Ricardo Baeza-Yates is Director of Research at the Institute for Experiential AI of Northeastern University. Before, he was VP of Research at Yahoo Labs, based in Barcelona, Spain, and later in Sunnyvale, California, from 2006 to 2016. He is co-author of the best-seller Modern Information Retrieval textbook published by Addison-Wesley in 1999 and 2011 (2nd ed), that won the ASIST 2012 Book of the Year award. From 2002 to 2004 he was elected to the Board of Governors of the IEEE Computer Society and between 2012 and 2016 was elected for the ACM Council. In 2009 he was named ACM Fellow and in 2011 IEEE Fellow, among other awards and distinctions. He obtained a Ph.D. in CS from the University of Waterloo, Canada, in 1989, and his areas of expertise are web search and data mining, information retrieval, bias on AI, data science and algorithms in general.
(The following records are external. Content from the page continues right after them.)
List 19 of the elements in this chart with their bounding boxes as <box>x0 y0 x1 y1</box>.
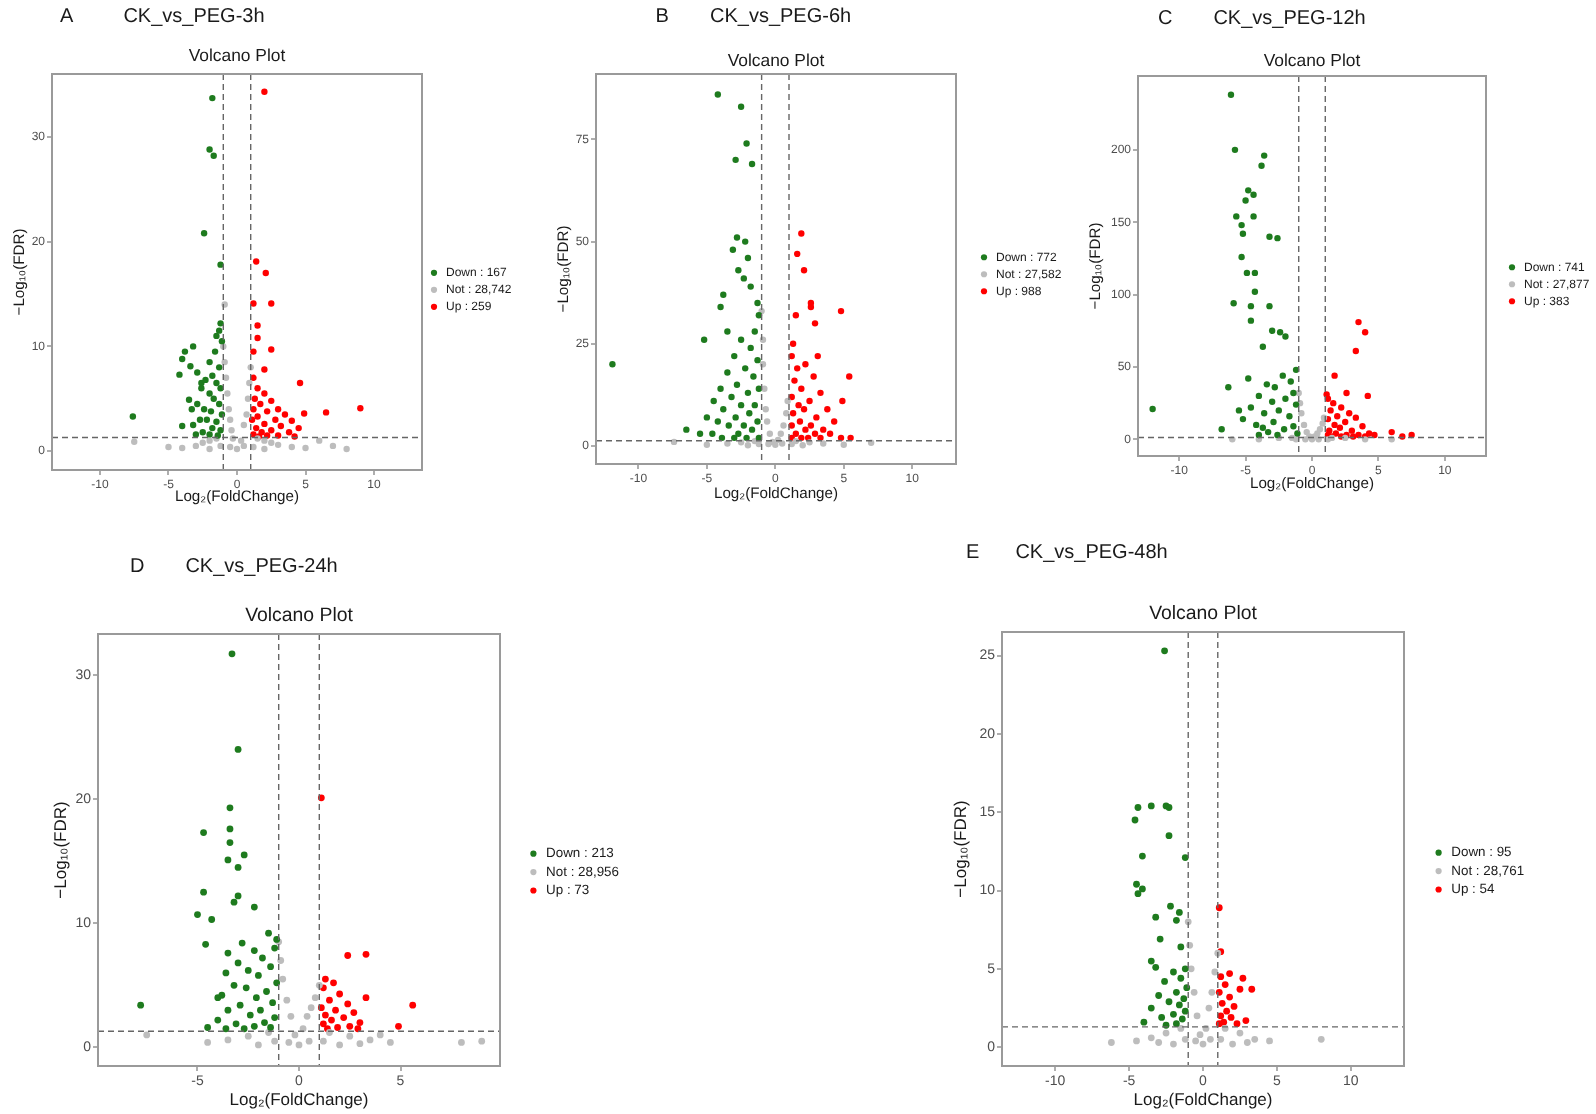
text: B <box>655 6 669 30</box>
x-axis-title: Log₂(FoldChange) <box>229 1088 369 1109</box>
text: C <box>1158 8 1173 32</box>
x-axis-title: Log₂(FoldChange) <box>1133 1088 1273 1109</box>
chart-subtitle: Volcano Plot <box>1263 50 1362 71</box>
chart-subtitle: Volcano Plot <box>727 50 826 71</box>
chart-title: CK_vs_PEG-12h <box>1213 8 1366 32</box>
chart-title: CK_vs_PEG-3h <box>123 6 265 30</box>
chart-title: CK_vs_PEG-24h <box>185 556 338 580</box>
text: A <box>60 6 74 30</box>
chart-subtitle: Volcano Plot <box>188 44 287 65</box>
text: E <box>966 542 980 567</box>
y-axis-title: −Log₁₀(FDR) <box>950 799 971 898</box>
chart-subtitle: Volcano Plot <box>1149 602 1258 625</box>
chart-title: CK_vs_PEG-6h <box>710 6 852 30</box>
text: D <box>130 556 145 580</box>
chart-title: CK_vs_PEG-48h <box>1015 542 1168 567</box>
chart-subtitle: Volcano Plot <box>245 604 354 627</box>
y-axis-title: −Log₁₀(FDR) <box>50 800 71 899</box>
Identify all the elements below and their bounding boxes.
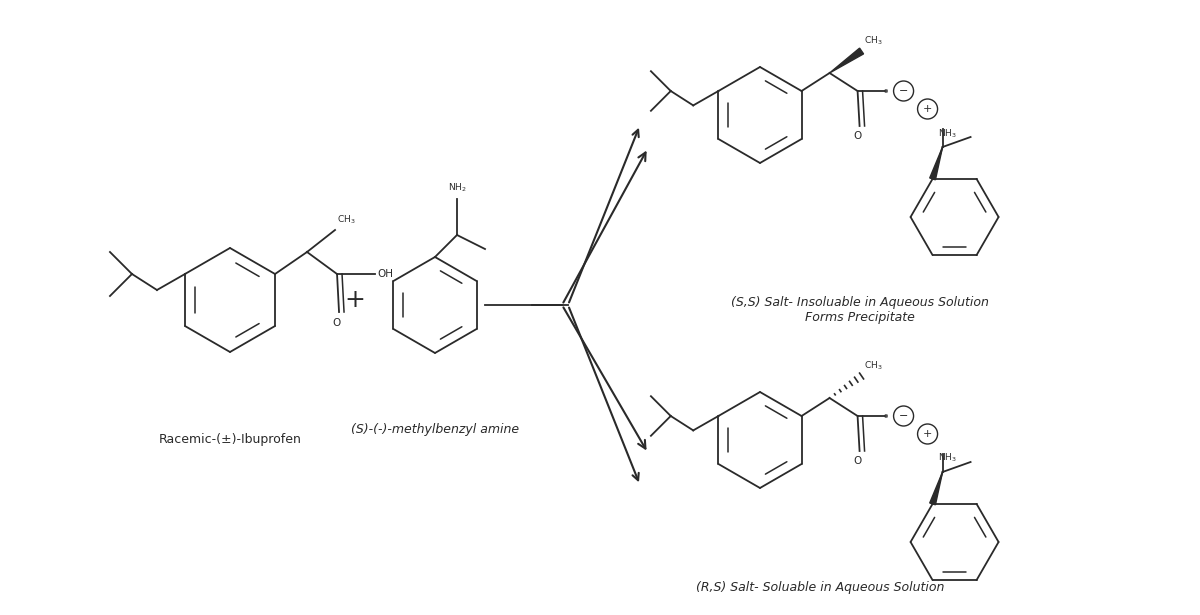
Polygon shape: [829, 48, 864, 73]
Text: +: +: [344, 288, 366, 312]
Text: o: o: [883, 88, 888, 94]
Text: (R,S) Salt- Soluable in Aqueous Solution: (R,S) Salt- Soluable in Aqueous Solution: [696, 581, 944, 593]
Text: NH$_2$: NH$_2$: [448, 181, 467, 194]
Text: O: O: [332, 318, 340, 328]
Text: NH$_3$: NH$_3$: [937, 452, 956, 464]
Text: CH$_3$: CH$_3$: [864, 34, 882, 47]
Text: (S,S) Salt- Insoluable in Aqueous Solution
Forms Precipitate: (S,S) Salt- Insoluable in Aqueous Soluti…: [731, 296, 989, 324]
Text: −: −: [899, 411, 908, 421]
Text: CH$_3$: CH$_3$: [864, 360, 882, 372]
Text: Racemic-(±)-Ibuprofen: Racemic-(±)-Ibuprofen: [158, 434, 301, 446]
Text: O: O: [853, 131, 862, 141]
Text: OH: OH: [377, 269, 394, 279]
Polygon shape: [930, 472, 942, 505]
Text: (S)-(-)-methylbenzyl amine: (S)-(-)-methylbenzyl amine: [350, 424, 520, 437]
Text: o: o: [883, 413, 888, 419]
Text: −: −: [899, 86, 908, 96]
Text: CH$_3$: CH$_3$: [337, 213, 355, 226]
Polygon shape: [930, 147, 942, 180]
Text: NH$_3$: NH$_3$: [937, 127, 956, 140]
Text: O: O: [853, 456, 862, 466]
Text: +: +: [923, 104, 932, 114]
Text: +: +: [923, 429, 932, 439]
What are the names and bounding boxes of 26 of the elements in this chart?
In this talk I’ll present an overview of the challenges and opportunities for applying data mining and machine learning for tasks in personalized health, including the role of semantics. In particular, I’ll focus on the task of healthy recipe recommendation via the use of knowledge graphs, as well as generating summaries from personal health data, highlighting our work within the RPI-IBM Health Empowerment by Analytics, Learning, and Semantics (HEALS) project.
Mohammed J. Zaki is a Professor and Department Head of Computer Science at RPI. He received his Ph.D. degree in computer science from the University of Rochester in 1998. His research interests focus novel data mining and machine learning techniques, particularly for learning from graph structured and textual data, with applications in bioinformatics, personal health and financial analytics. He has around 300 publications (and 6 patents), including the Data Mining and Machine Learning textbook (2nd Edition, Cambridge University Press, 2020). He founded the BIOKDD Workshop, and recently served as PC chair for CIKM’22. He currently serves on the Board of Directors for ACM SIGKDD. He was a recipient of the NSF and DOE Career Awards. He is a Fellow of the IEEE, a Fellow of the ACM, and a Fellow of the AAAS.